Por lo tanto, que nadie se deje engañar por tal ilusión. La pobreza por sí misma no salva a nadie. De hecho, muchos han pecado por necesidad, y Salomón, en Proverbios 30:9, pide ser librado de la pobreza para no robar y ofender el nombre del Señor. Y por eso no hay duda de que muchos mendigos arderán en el infierno. Así como la pobreza por sí misma no salva, tampoco la riqueza por sí misma condena. Porque "la bendición de Jehová es la que enriquece, y no añade tristeza con ella" (Proverbios 10:22); también a hombres piadosos, como Abraham, David y otros, Dios les concede riqueza. Y con razón Agustín extrae de este evangelio que Dios puso al pobre Lázaro en el seno del rico Abraham para demostrar que ambos, el rico como el pobre, pueden salvarse, si solo manejan sus asuntos de la manera correcta según la Palabra de Dios.

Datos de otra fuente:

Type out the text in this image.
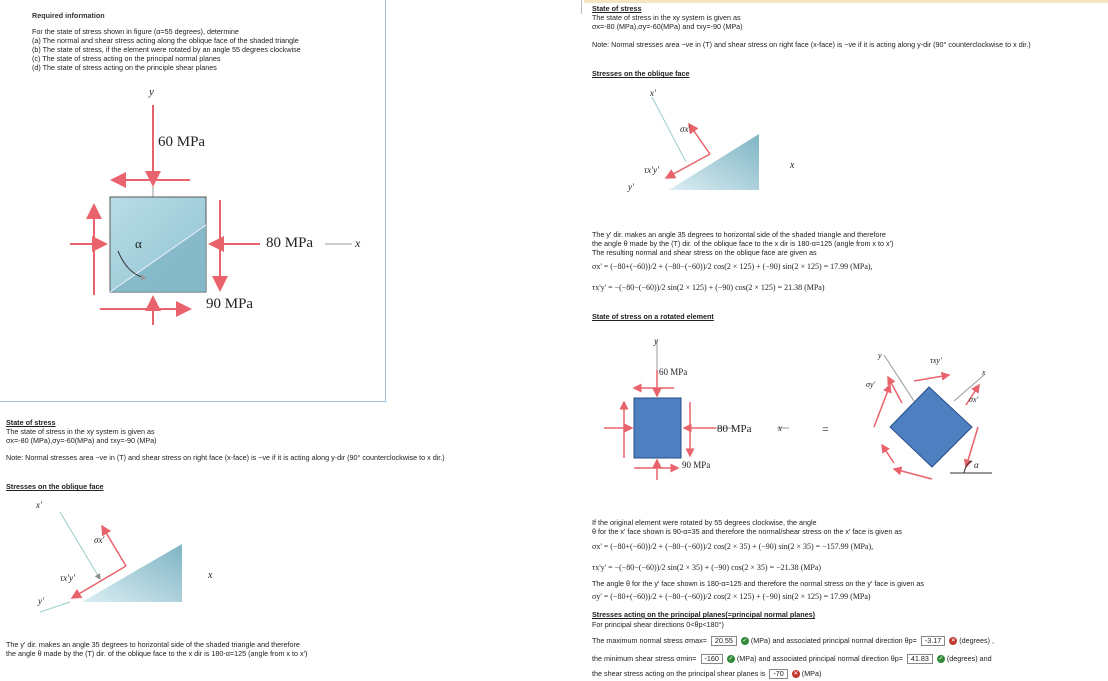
Required information
For the state of stress shown in figure (α=55 degrees), determine
(a) The normal and shear stress acting along the oblique face of the shaded triangle
(b) The state of stress, if the element were rotated by an angle 55 degrees clockwise
(c) The state of stress acting on the principal normal planes
(d) The state of stress acting on the principle shear planes
y
60 MPa
80 MPa	x
90 MPa
α
State of stress
The state of stress in the xy system is given as
σx=-80 (MPa),σy=-60(MPa) and τxy=-90 (MPa)
Note: Normal stresses area −ve in (T) and shear stress on right face (x-face) is −ve if it is acting along y-dir (90° counterclockwise to x dir.)
Stresses on the oblique face
x'
σx'
τx'y'
y'
x
The y' dir. makes an angle 35 degrees to horizontal side of the shaded triangle and therefore
the angle θ made by the (T) dir. of the oblique face to the x dir is 180-α=125 (angle from x to x')
State of stress
The state of stress in the xy system is given as
σx=-80 (MPa),σy=-60(MPa) and τxy=-90 (MPa)
Note: Normal stresses area −ve in (T) and shear stress on right face (x-face) is −ve if it is acting along y-dir (90° counterclockwise to x dir.)
Stresses on the oblique face
x'
σx'
τx'y'
y'
x
The y' dir. makes an angle 35 degrees to horizontal side of the shaded triangle and therefore
the angle θ made by the (T) dir. of the oblique face to the x dir is 180-α=125 (angle from x to x')
The resulting normal and shear stress on the oblique face are given as
σx' = (−80+(−60))/2 + (−80−(−60))/2 cos(2 × 125) + (−90) sin(2 × 125) = 17.99 (MPa),
τx'y' = −(−80−(−60))/2 sin(2 × 125) + (−90) cos(2 × 125) = 21.38 (MPa)
State of stress on a rotated element
y
60 MPa
80 MPa	x
90 MPa
=
y
x
σy'
τxy'
σx'
α
If the original element were rotated by 55 degrees clockwise, the angle
θ for the x' face shown is 90-α=35 and therefore the normal/shear stress on the x' face is given as
σx' = (−80+(−60))/2 + (−80−(−60))/2 cos(2 × 35) + (−90) sin(2 × 35) = −157.99 (MPa),
τx'y' = −(−80−(−60))/2 sin(2 × 35) + (−90) cos(2 × 35) = −21.38 (MPa)
The angle θ for the y' face shown is 180-α=125 and therefore the normal stress on the y' face is given as
σy' = (−80+(−60))/2 + (−80−(−60))/2 cos(2 × 125) + (−90) sin(2 × 125) = 17.99 (MPa)
Stresses acting on the principal planes(=principal normal planes)
For principal shear directions 0<θp<180°)
The maximum normal stress σmax= 20.55 ✓ (MPa) and associated principal normal direction θp= -3.17 ✕ (degrees) ,
the minimum shear stress σmin= -160 ✓ (MPa) and associated principal normal direction θp= 41.83 ✓ (degrees) and
the shear stress acting on the principal shear planes is -70 ✕ (MPa)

¿Qué le faltaba, pues, al rico? Escuchen a Cristo, en Lucas 12:21, quien, hablando de otro rico, dice: "Así es el que hace para sí tesoro, y no es rico para con Dios". Así que no fue la abundancia, sino la carencia lo que condenó a este rico. Porque, ¿de qué sirve cubrir el cuerpo con púrpura, seda y oro, y estar, en cuanto al alma, desnudo y descubierto ante los ojos de Dios? ¿De qué sirve exhalar ante los hombres un dulce aroma de bálsamo y nardo, y apestar ante Dios como un cadáver? ¿De qué sirve estar bien alimentado en el cuerpo, pero vacío y en ayunas en el alma? Esa era la carencia del glotón; pero, mientras vivió, no la sintió; tan pronto como murió, se dio cuenta de ella. Porque ahora empezó a reconocer que la mayor pobreza es carecer de la gracia y la misericordia de Dios, y que, mientras había vivido, había sido el mayor mendigo ante los ángeles de Dios.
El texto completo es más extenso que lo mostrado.